Six hundred Wyomingites and 1.3 million other Americans will lose their unemployment insurance benefits on Saturday.
The loss comes after Congress didn't renew the Emergency Unemployed Compensation program put into place in the wake of the 2008 financial meltdown.
Advocates for renewing the measure were hoping a provision to renew the program could slide into the Ryan-Murray budget that’s awaiting President Barack Obama’s signature. But a push for extending the subsidy might have prevented the compromise that helped usher the budget bill through both chambers — a feat unseen in Washington since 2009. Congress has authorized spending since then without voting on a new budget.
President George W. Bush and the 111th Congress enacted the measure shortly after the Great Recession took hold. Proponents of an extension say it’s necessary because the nation still has 1.5 million fewer jobs than it did in 2008, when the program went into effect, according to a report from U.S. House Democrats in the Ways and Means Committee.
The insurance gave extra financial help to people who had been out of work for between 26 and 40 weeks.
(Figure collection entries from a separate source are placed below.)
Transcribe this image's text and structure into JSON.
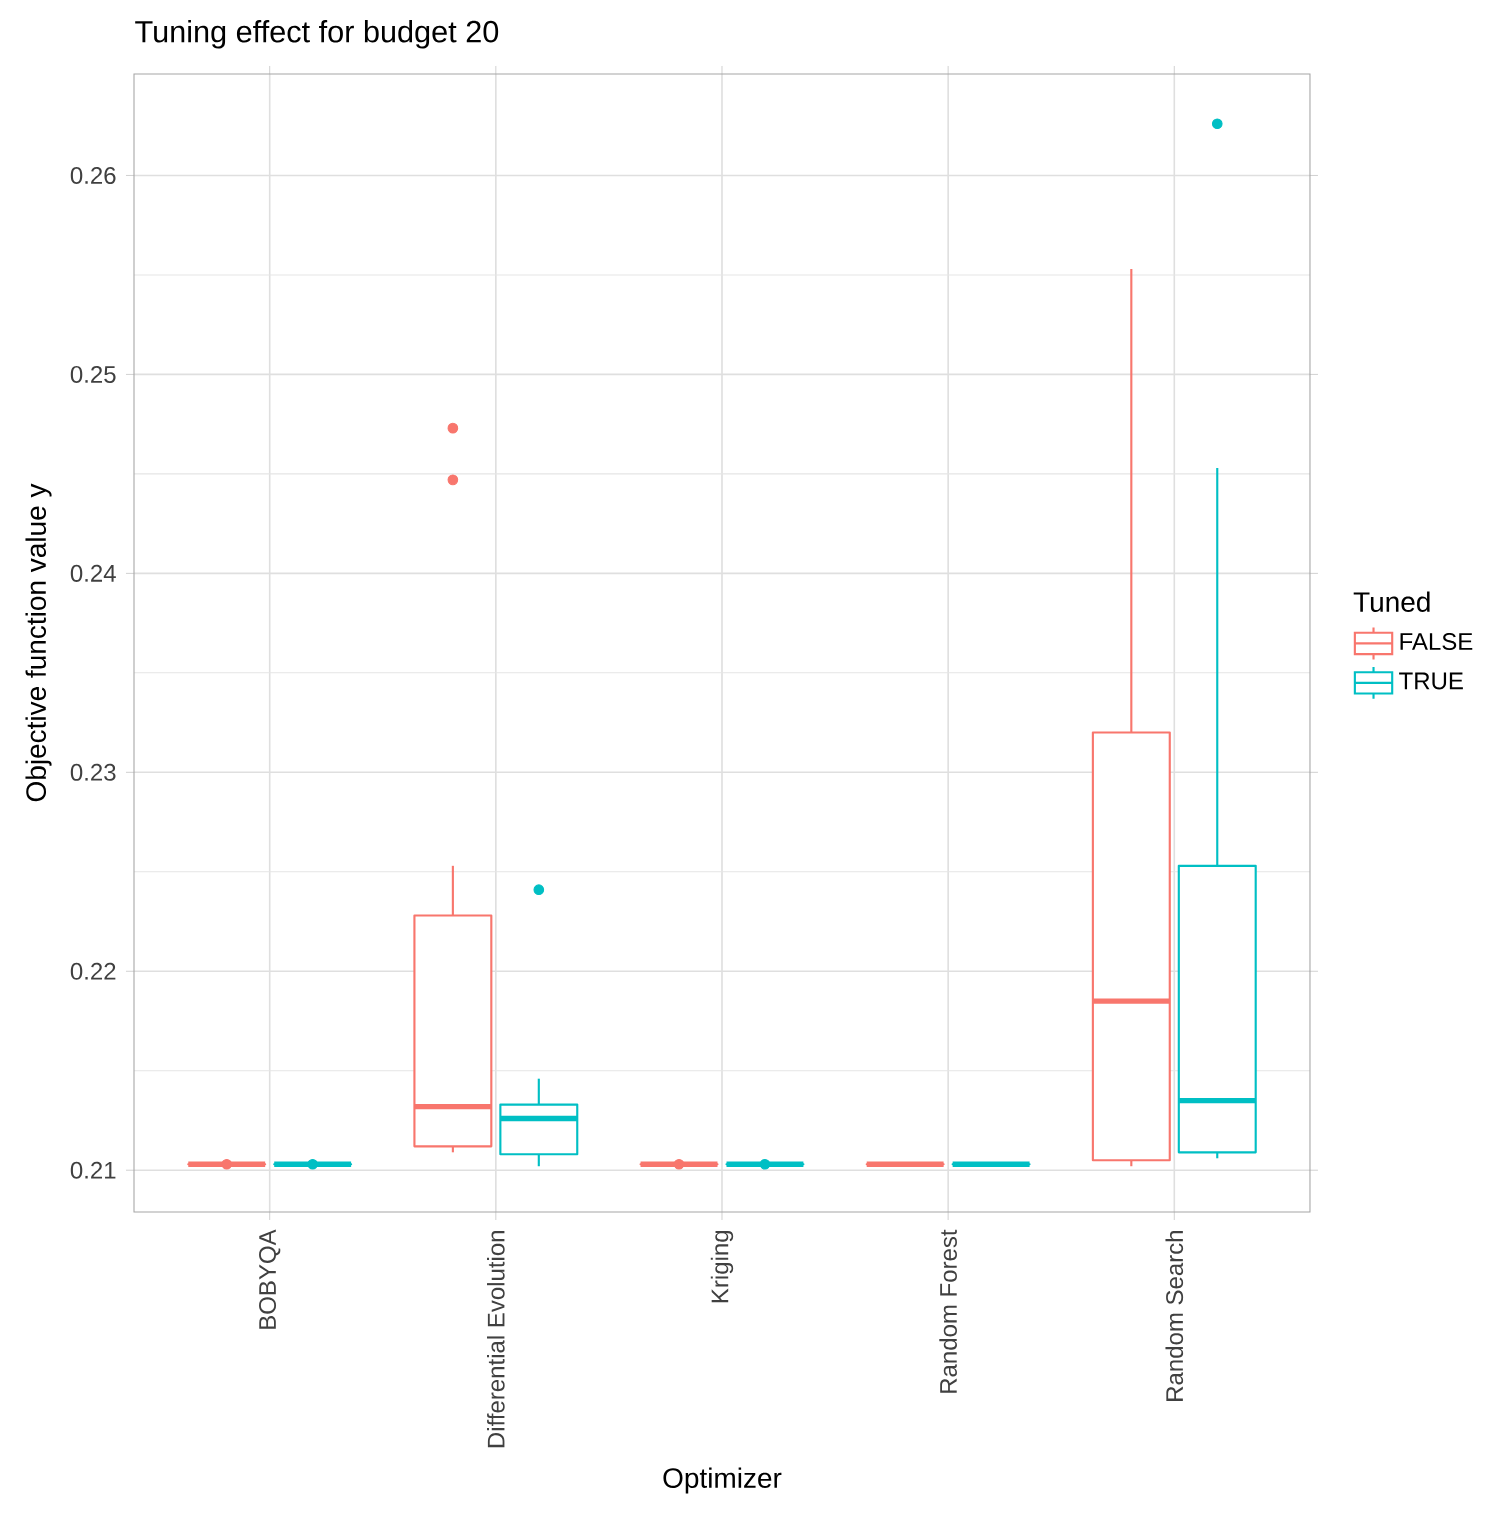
{
  "chart_data": {
    "type": "box",
    "title": "Tuning effect for budget 20",
    "xlabel": "Optimizer",
    "ylabel": "Objective function value y",
    "legend_title": "Tuned",
    "legend": "right",
    "grid": true,
    "categories": [
      "BOBYQA",
      "Differential Evolution",
      "Kriging",
      "Random Forest",
      "Random Search"
    ],
    "ylim": [
      0.2079,
      0.2651
    ],
    "yticks": [
      0.21,
      0.22,
      0.23,
      0.24,
      0.25,
      0.26
    ],
    "series": [
      {
        "name": "FALSE",
        "color": "#f8766d",
        "boxes": [
          {
            "low": 0.2103,
            "q1": 0.2103,
            "median": 0.2103,
            "q3": 0.2103,
            "high": 0.2103,
            "outliers": [
              0.2103
            ]
          },
          {
            "low": 0.2109,
            "q1": 0.2112,
            "median": 0.2132,
            "q3": 0.2228,
            "high": 0.2253,
            "outliers": [
              0.2473,
              0.2447
            ]
          },
          {
            "low": 0.2103,
            "q1": 0.2103,
            "median": 0.2103,
            "q3": 0.2103,
            "high": 0.2103,
            "outliers": [
              0.2103
            ]
          },
          {
            "low": 0.2103,
            "q1": 0.2103,
            "median": 0.2103,
            "q3": 0.2103,
            "high": 0.2103
          },
          {
            "low": 0.2102,
            "q1": 0.2105,
            "median": 0.2185,
            "q3": 0.232,
            "high": 0.2553
          }
        ]
      },
      {
        "name": "TRUE",
        "color": "#00bfc4",
        "boxes": [
          {
            "low": 0.2103,
            "q1": 0.2103,
            "median": 0.2103,
            "q3": 0.2103,
            "high": 0.2103,
            "outliers": [
              0.2103
            ]
          },
          {
            "low": 0.2102,
            "q1": 0.2108,
            "median": 0.2126,
            "q3": 0.2133,
            "high": 0.2146,
            "outliers": [
              0.2241
            ]
          },
          {
            "low": 0.2103,
            "q1": 0.2103,
            "median": 0.2103,
            "q3": 0.2103,
            "high": 0.2103,
            "outliers": [
              0.2103
            ]
          },
          {
            "low": 0.2103,
            "q1": 0.2103,
            "median": 0.2103,
            "q3": 0.2103,
            "high": 0.2103
          },
          {
            "low": 0.2106,
            "q1": 0.2109,
            "median": 0.2135,
            "q3": 0.2253,
            "high": 0.2453,
            "outliers": [
              0.2626
            ]
          }
        ]
      }
    ]
  }
}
Congress has reduced the number of weeks for which an eligible person could receive benefits in the past two years. At one time the benchmark was 99 weeks.
Benefit recipients who qualified for the program didn’t quit and weren’t terminated by their prior employer. They were either laid off or had another circumstance force them to lose their job. They had to actively be looking for a job in order to receive the payments.
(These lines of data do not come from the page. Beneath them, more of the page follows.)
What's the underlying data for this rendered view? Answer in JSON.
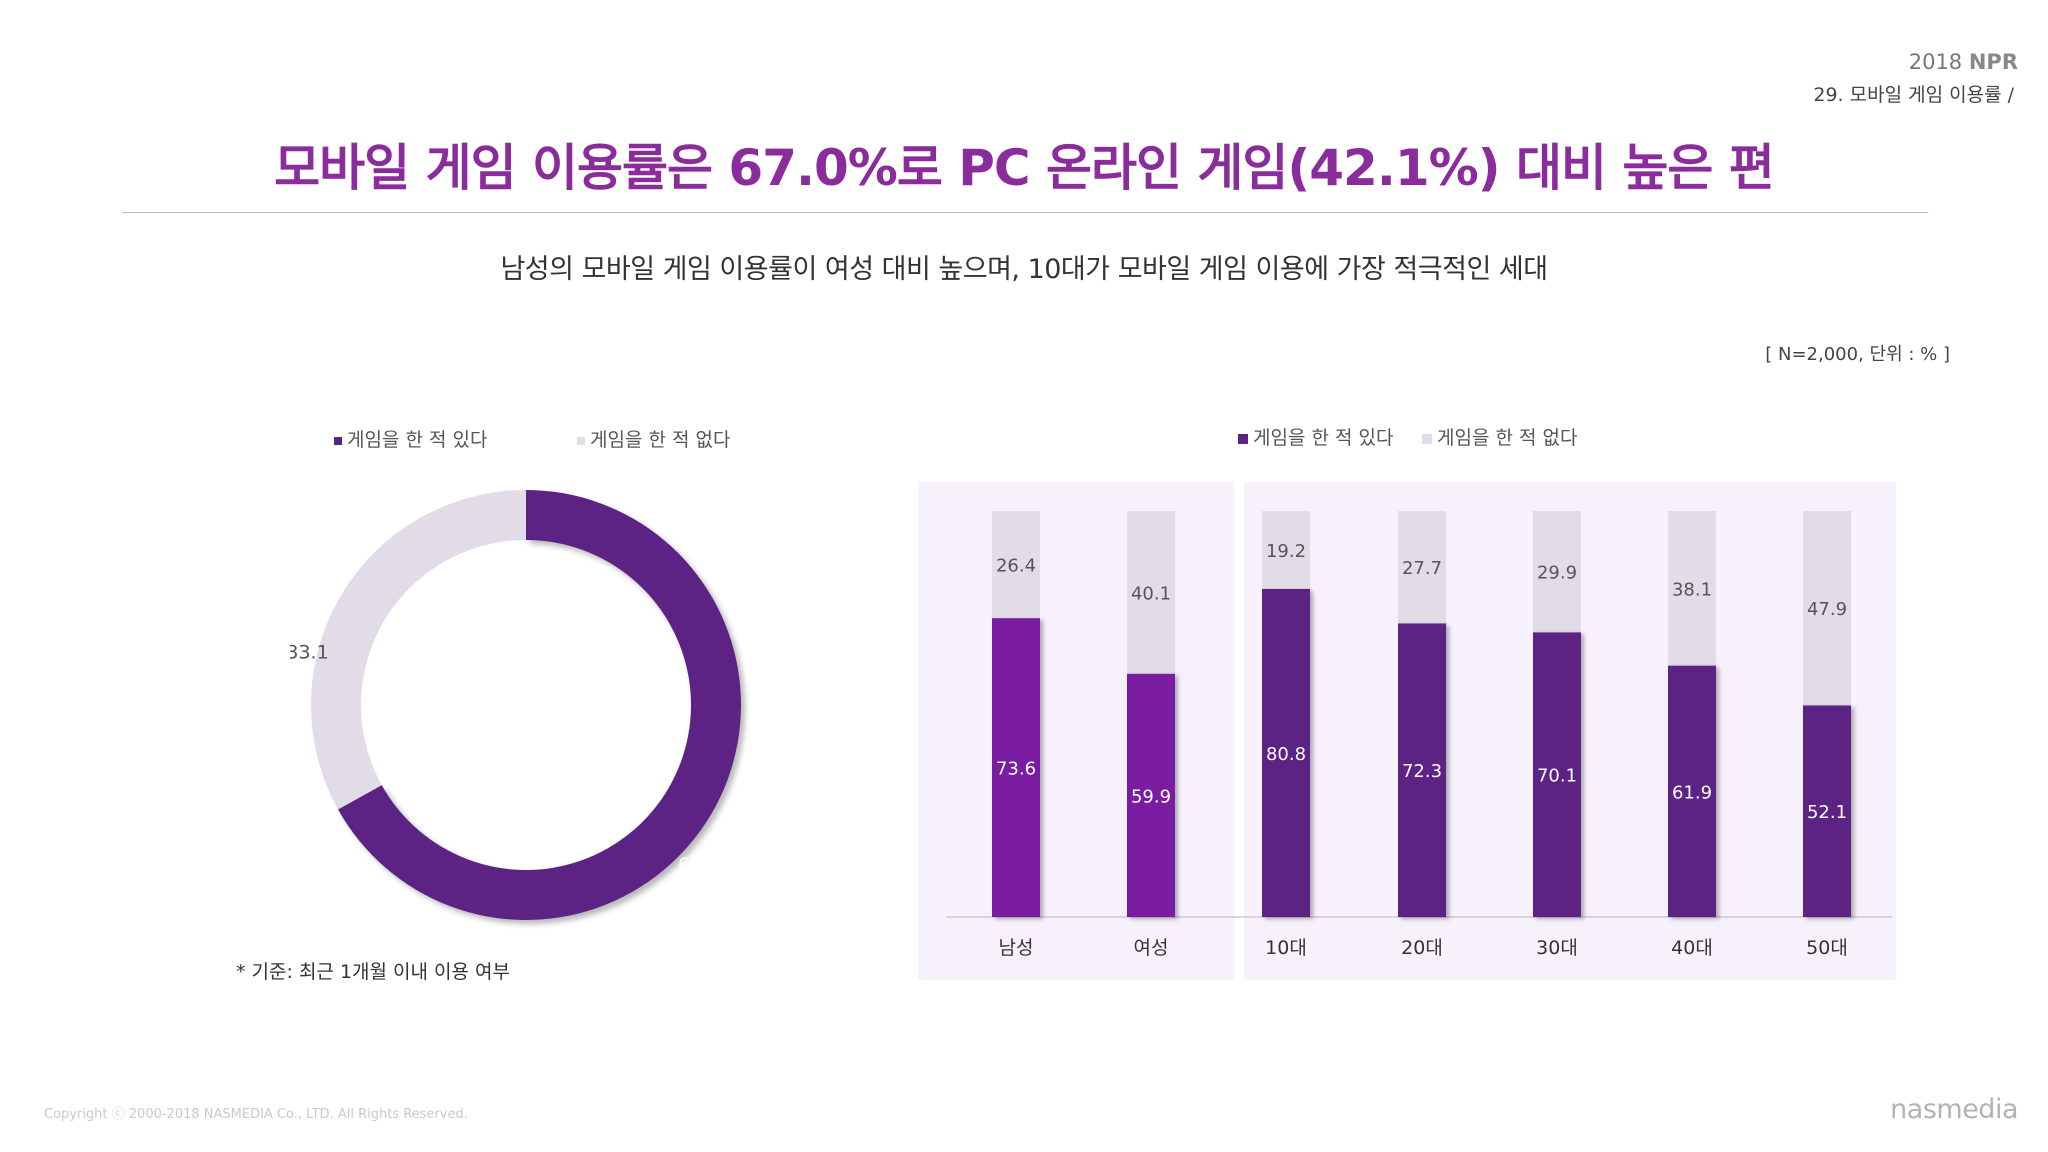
{
  "header": {
    "year": "2018",
    "brand": "NPR",
    "section": "29. 모바일 게임 이용률 /"
  },
  "title": "모바일 게임 이용률은 67.0%로 PC 온라인 게임(42.1%) 대비 높은 편",
  "subtitle": "남성의 모바일 게임 이용률이 여성 대비 높으며, 10대가 모바일 게임 이용에 가장 적극적인 세대",
  "note": "[ N=2,000, 단위 : % ]",
  "footnote": "* 기준: 최근 1개월 이내 이용 여부",
  "footer": {
    "copyright": "Copyright ⓒ 2000-2018  NASMEDIA Co., LTD. All Rights Reserved.",
    "logo_text": "nasmedia"
  },
  "colors": {
    "played": "#5b2384",
    "played_gender": "#7a1fa2",
    "not_played": "#e2dbe8",
    "title": "#8b2c9c"
  },
  "chart_data": [
    {
      "type": "pie",
      "variant": "donut",
      "legend": [
        "게임을 한 적 있다",
        "게임을 한 적 없다"
      ],
      "slices": [
        {
          "name": "게임을 한 적 있다",
          "value": 67.0,
          "label": "67.0"
        },
        {
          "name": "게임을 한 적 없다",
          "value": 33.1,
          "label": "33.1"
        }
      ]
    },
    {
      "type": "bar",
      "stacked": true,
      "legend": [
        "게임을 한 적 있다",
        "게임을 한 적 없다"
      ],
      "categories": [
        "남성",
        "여성",
        "10대",
        "20대",
        "30대",
        "40대",
        "50대"
      ],
      "series": [
        {
          "name": "게임을 한 적 있다",
          "values": [
            73.6,
            59.9,
            80.8,
            72.3,
            70.1,
            61.9,
            52.1
          ],
          "labels": [
            "73.6",
            "59.9",
            "80.8",
            "72.3",
            "70.1",
            "61.9",
            "52.1"
          ]
        },
        {
          "name": "게임을 한 적 없다",
          "values": [
            26.4,
            40.1,
            19.2,
            27.7,
            29.9,
            38.1,
            47.9
          ],
          "labels": [
            "26.4",
            "40.1",
            "19.2",
            "27.7",
            "29.9",
            "38.1",
            "47.9"
          ]
        }
      ],
      "ylim": [
        0,
        100
      ]
    }
  ]
}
The maximum a person could receive was $471 per week. The minimum was $35, and the average was $300, according to the Wyoming Department of Workforce Services. The amounts depended on wages previously earned.
This year wasn’t a good year for Americans dependent upon government programs. The budget cuts known as sequestration hit domestic programs and cost the country 750,000 fewer new jobs from being created or retained, according to the Congressional Budget Office.
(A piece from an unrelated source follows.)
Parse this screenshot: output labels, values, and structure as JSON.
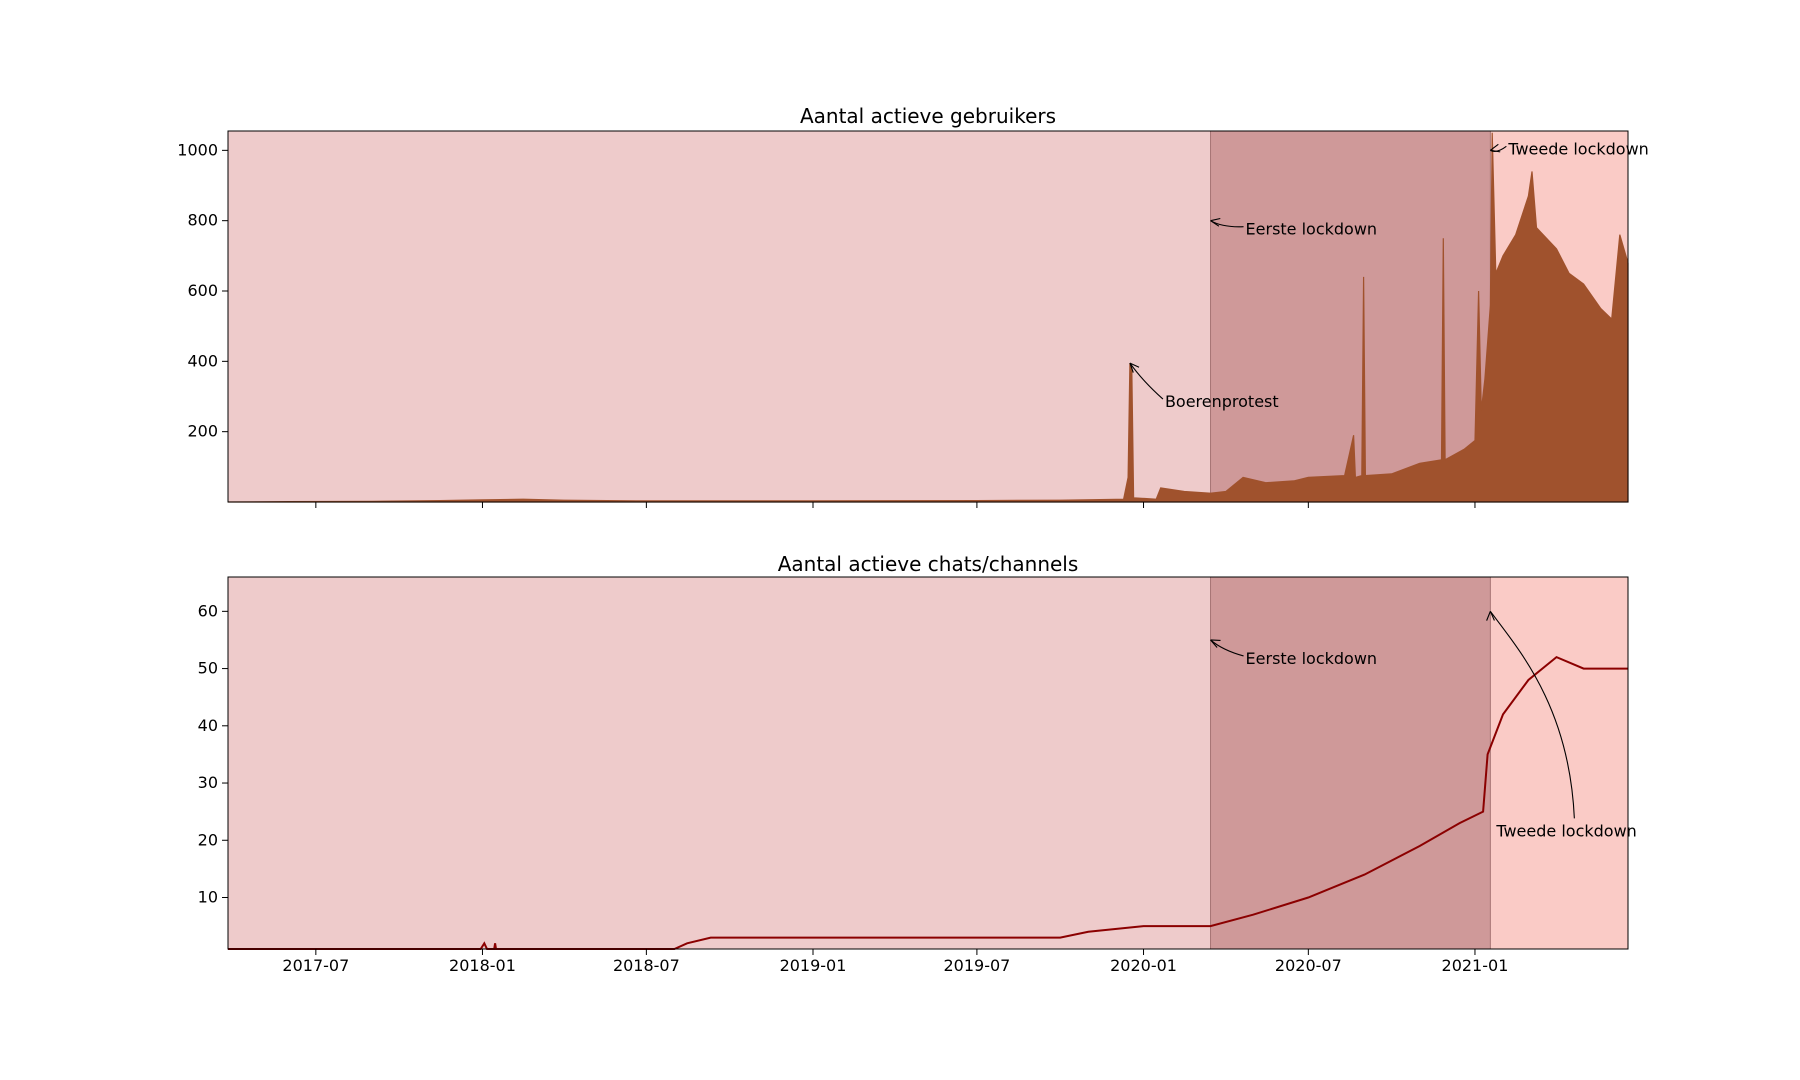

A provision giving a larger monthly amount of food stamps to Supplemental Nutrition Assistance Program beneficiaries also ended.
“People forget about these little things,” said Mike Evangelist, policy analyst for the National Employment Law Project, a left-leaning think tank in Manhattan. “Congress has been chipping away. Our economy won’t collapse, but it’s going to hurt individuals.”
The report from the Ways and Means panel's Democrats said the benefits remain a financial lifeline for Americans searching for work
“Eliminating these benefits will not only cause needless harm to many families, but also put yet another hurdle in front of the nation’s economic growth,” according to the report. “… The primary impact of extended benefits is to keep people looking for work.”
Even though recipients have to be actively looking for jobs, members of Wyoming's all-Republican congressional delegation think differently than Democrats.
The labor participation rate is at a 35-year low, said Laura Mengelkamp, spokeswoman for Sen. John Barrasso.
“Americans have given up looking for work,” she said.
Sen. Mike Enzi worries that unemployment benefits discourage people from looking for work.
Unemployment isn’t fixed by only providing benefits, Enzi spokesman Dan Head said.
Congress should focus more on creating an economic climate that fosters job creation through tax reform, repealing Obamacare and removing government red tape, he said.
“The program was designed to provide short-term assistance, not a permanent check from the government,” Head said.
More cuts will come in 2014 to people who have been unemployed for less than 26 weeks. In June, 3,700 more Wyomingites and an additional 1.9 million Americans will lose unemployment benefits if Congress doesn’t act.